Note: We believe this is the largest dictionary (glossary) of terms specific to usage within the recording industry that is currently available on the internet, with more than 8,500 entries, nearly 600 illustrations, and dozens of tables. Some of the terms have different or additional meanings in other situations, especially within the electronic, automotive, scientific, and computer industries. Of necessity there are obvious overlaps into other fields such as music, electronics, and computers, but such excursions are limited to information deemed pertinent to the knowledge required to operate and/or participate effectively in the workings of a recording studio. Also included are terms related to sound reinforcement (live performances) including wireless microphone technology because a working knowledge of that terminology is necessary for recording at live performance venues. Because recording studios also record audio for video and motion pictures (films), some terminology from those fields is included. Some scientific terms are included because they help explain studio terminology. For example, electromagnetism explains how microphones, loudspeakers, and guitar pickups work. Knowledge of radio waves and the radio frequency spectrum is needed to explain wireless devices. Any trademarks or trade names mentioned belong to their respective owners. The information contained in this dictionary is believed to be accurate at the time of publication. This information is subject to change without notice. The information was obtained from and cross-checked with a variety of sources that are believed to be reliable. However, Los Senderos Studio, LLC does not guarantee the accuracy or completeness of the information contained herein. Please contact us to report any errors, omissions, discrepancies, or broken links. Los Senderos Studio shall not be responsible for any consequences or damages arising out of the use of this information. Nothing in this glossary should be interpreted as legal advice. For a glossary providing information on legal and business matters for musicians, we suggest you consult Musicians Business Dictionary.
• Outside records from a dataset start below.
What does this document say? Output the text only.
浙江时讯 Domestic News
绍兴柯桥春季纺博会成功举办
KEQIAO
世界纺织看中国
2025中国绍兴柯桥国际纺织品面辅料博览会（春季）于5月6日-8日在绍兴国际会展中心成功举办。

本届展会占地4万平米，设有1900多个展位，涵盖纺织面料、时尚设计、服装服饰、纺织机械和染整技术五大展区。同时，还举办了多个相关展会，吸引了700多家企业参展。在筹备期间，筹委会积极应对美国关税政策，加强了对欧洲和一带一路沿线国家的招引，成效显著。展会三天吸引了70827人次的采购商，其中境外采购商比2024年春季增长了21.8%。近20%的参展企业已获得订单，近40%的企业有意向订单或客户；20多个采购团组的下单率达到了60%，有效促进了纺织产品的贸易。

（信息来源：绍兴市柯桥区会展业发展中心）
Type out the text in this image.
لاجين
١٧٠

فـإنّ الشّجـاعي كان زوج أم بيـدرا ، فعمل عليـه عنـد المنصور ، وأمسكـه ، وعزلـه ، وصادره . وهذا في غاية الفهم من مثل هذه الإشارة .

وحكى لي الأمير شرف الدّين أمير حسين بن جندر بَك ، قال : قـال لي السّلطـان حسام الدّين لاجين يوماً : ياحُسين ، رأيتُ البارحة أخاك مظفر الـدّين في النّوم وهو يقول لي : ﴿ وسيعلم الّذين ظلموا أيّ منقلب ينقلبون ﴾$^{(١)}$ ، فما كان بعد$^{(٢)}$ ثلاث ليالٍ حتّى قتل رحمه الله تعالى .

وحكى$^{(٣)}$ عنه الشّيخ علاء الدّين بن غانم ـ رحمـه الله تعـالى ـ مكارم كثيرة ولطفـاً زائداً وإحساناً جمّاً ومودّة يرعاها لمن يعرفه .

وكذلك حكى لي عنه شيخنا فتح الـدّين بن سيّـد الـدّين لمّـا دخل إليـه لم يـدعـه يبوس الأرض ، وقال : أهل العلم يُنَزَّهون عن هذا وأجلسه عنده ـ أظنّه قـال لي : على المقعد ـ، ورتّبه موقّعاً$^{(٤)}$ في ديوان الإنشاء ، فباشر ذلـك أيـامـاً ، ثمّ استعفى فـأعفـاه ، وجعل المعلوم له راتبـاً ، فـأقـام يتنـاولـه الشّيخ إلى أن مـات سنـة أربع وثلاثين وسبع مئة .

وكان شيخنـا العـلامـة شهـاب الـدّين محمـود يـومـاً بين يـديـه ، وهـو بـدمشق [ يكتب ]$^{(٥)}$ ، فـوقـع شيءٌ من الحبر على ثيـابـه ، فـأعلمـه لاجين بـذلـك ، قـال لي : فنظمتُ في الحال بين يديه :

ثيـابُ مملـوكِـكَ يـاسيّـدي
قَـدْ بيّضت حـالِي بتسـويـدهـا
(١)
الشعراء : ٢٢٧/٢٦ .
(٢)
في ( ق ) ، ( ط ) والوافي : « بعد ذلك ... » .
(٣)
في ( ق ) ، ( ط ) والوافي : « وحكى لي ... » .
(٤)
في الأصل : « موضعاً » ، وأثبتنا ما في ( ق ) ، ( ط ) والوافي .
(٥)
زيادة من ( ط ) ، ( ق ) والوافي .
A note on alphabetical order: The terms in this glossary are alphabetical without regard to spaces and punctuation. For example, AM Radio follows amplitude. While this may seem to be at odds with other conventions, it eliminates confusion with words such as pickup, which is sometimes written as pick up or pick-up. In addition, all symbols such as &, -, or / are ignored. The entries on the number page (0-9) are listed in increasing value within each digit. For example, all of the entries beginning with 1 are listed before those starting with 2. For Greek letters (α-ω), the entries are in Greek alphabetical order.